Nevada continued its workforce recovery in November, albeit at a much slower pace than before.

The state added back 2,600 jobs, far fewer than the 12,000 jobs added in October, according to the Nevada Department of Employment, Training and Rehabilitation's newest monthly report, released Dec. 17.

“As we near the end of the year, I am encouraged to see the ongoing growth in employment and declines in unemployment," Gov. Steve Sisolak said in a statement. "Nevada has now recovered more jobs than at the same point in the Great Recession, another sign that Nevada’s economy is resilient and continues to come back/

"As we look to the new year, we will continue to focus on helping Nevada’s employers provide good jobs for Nevada families.”

The Las Vegas Metropolitan Reporting Area added 5,100 jobs, but its Reno-Sparks counterpart saw a decline of 300 jobs. There are now 988,700 employed in the Las Vegas area, 251,500 in the Reno-Sparks area.

Carson City, meanwhile, added 200 jobs for a total of 31,200 workers.

Overall, the area lagging in recovery compared to pre-pandemic employment remains the hotel-casino sector, which is still down some 66,000 jobs compared to March 2019, according to the report.

But some sectors are actually up above pre-pandemic employment, including retail trade, which now employs 160,800 people compared to 154,900 in December 2019.

Transportation and warehousing is more than 10 percent above pre-pandemic employment at 86,600.

Nevada’s unemployment rate decreased in November dropping the seasonally adjusted jobless rate to 6.8 percent (down four tenths) and the raw rate to 5.7 percent (down three tenths).

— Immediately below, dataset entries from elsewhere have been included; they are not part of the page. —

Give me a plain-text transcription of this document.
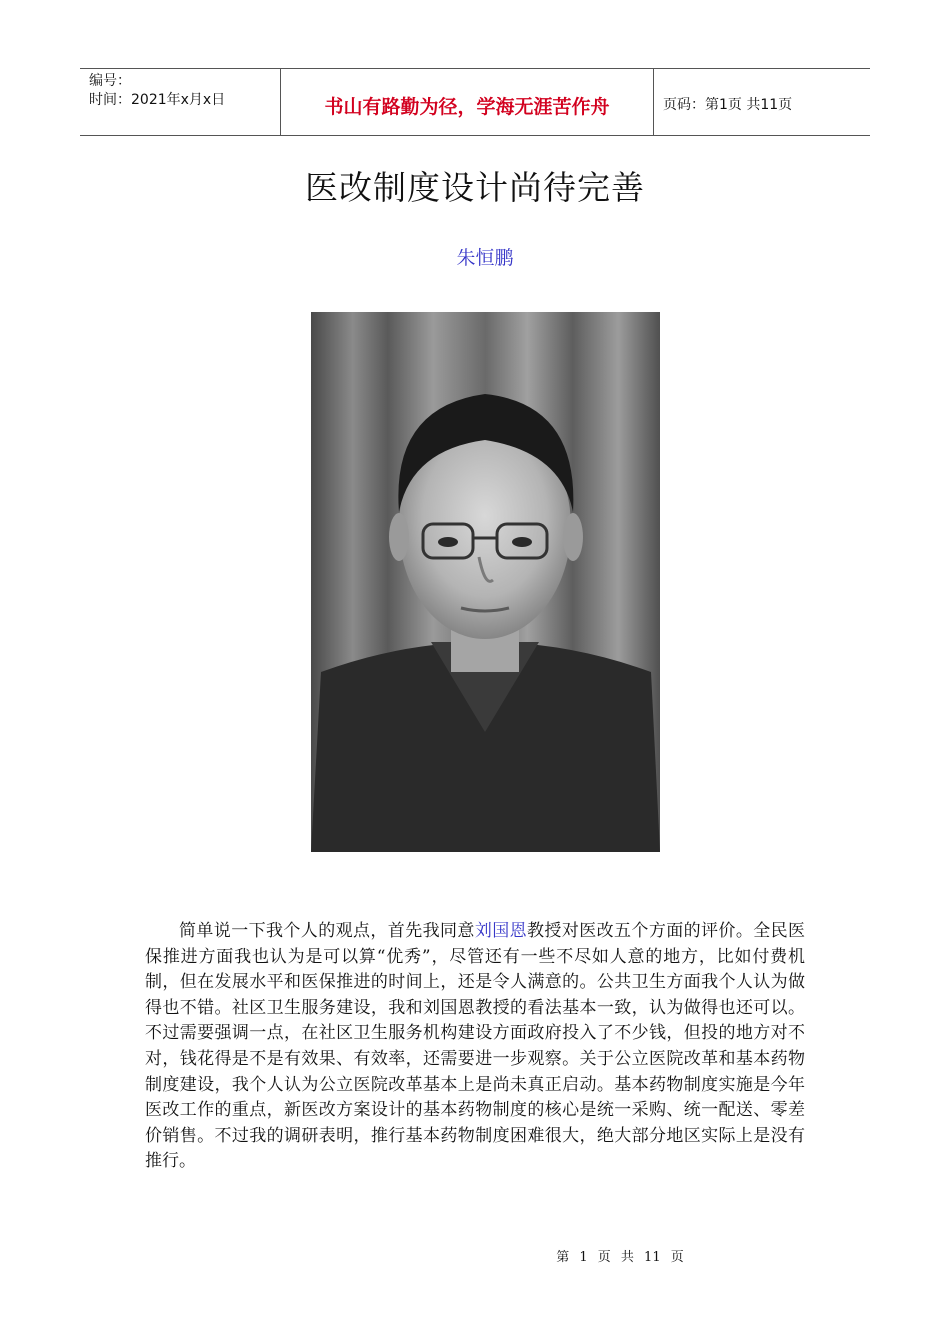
编号：
时间：2021年x月x日	书山有路勤为径，学海无涯苦作舟	页码：第1页 共11页
医改制度设计尚待完善
朱恒鹏
简单说一下我个人的观点，首先我同意刘国恩教授对医改五个方面的评价。全民医保推进方面我也认为是可以算“优秀”，尽管还有一些不尽如人意的地方，比如付费机制，但在发展水平和医保推进的时间上，还是令人满意的。公共卫生方面我个人认为做得也不错。社区卫生服务建设，我和刘国恩教授的看法基本一致，认为做得也还可以。不过需要强调一点，在社区卫生服务机构建设方面政府投入了不少钱，但投的地方对不对，钱花得是不是有效果、有效率，还需要进一步观察。关于公立医院改革和基本药物制度建设，我个人认为公立医院改革基本上是尚未真正启动。基本药物制度实施是今年医改工作的重点，新医改方案设计的基本药物制度的核心是统一采购、统一配送、零差价销售。不过我的调研表明，推行基本药物制度困难很大，绝大部分地区实际上是没有推行。
第 1 页 共 11 页
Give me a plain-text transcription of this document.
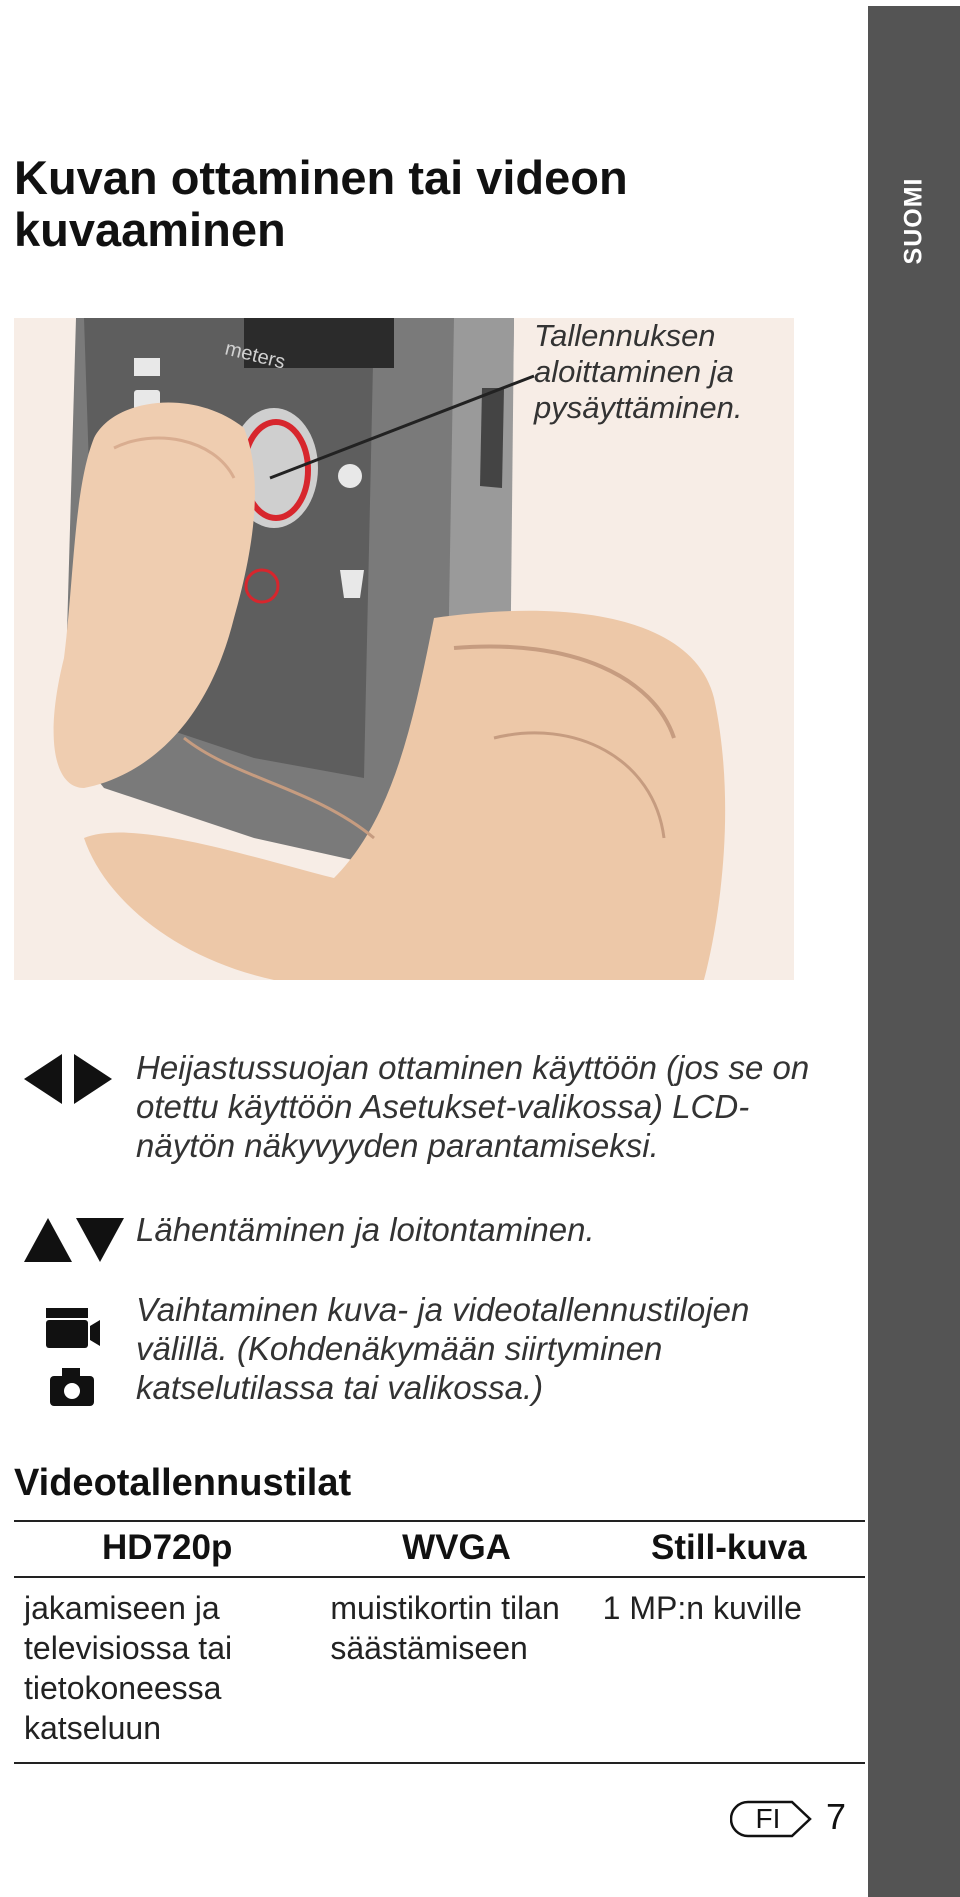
SUOMI
Kuvan ottaminen tai videon kuvaaminen
meters
Tallennuksen
aloittaminen ja
pysäyttäminen.
Heijastussuojan ottaminen käyttöön (jos se on otettu käyttöön Asetukset-valikossa) LCD-näytön näkyvyyden parantamiseksi.
Lähentäminen ja loitontaminen.
Vaihtaminen kuva- ja videotallennustilojen välillä. (Kohdenäkymään siirtyminen katselutilassa tai valikossa.)
Videotallennustilat
HD720p	WVGA	Still-kuva
jakamiseen ja televisiossa tai tietokoneessa katseluun	muistikortin tilan säästämiseen	1 MP:n kuville
FI	7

In addition, there were just 10,087 initial claims for jobless benefits, about one-third as many as a year ago.

“November's report shows Nevada's ongoing recovery from the COVID recession," David Schmidt, Chief Economist for the state, said in a statement. "Nevada's job growth over the month was slower than in recent months and remains at roughly 95 percent of prerecession employment. The unemployment rate saw more significant improvement, falling by 0.4 percentage points, the largest decline so far this year."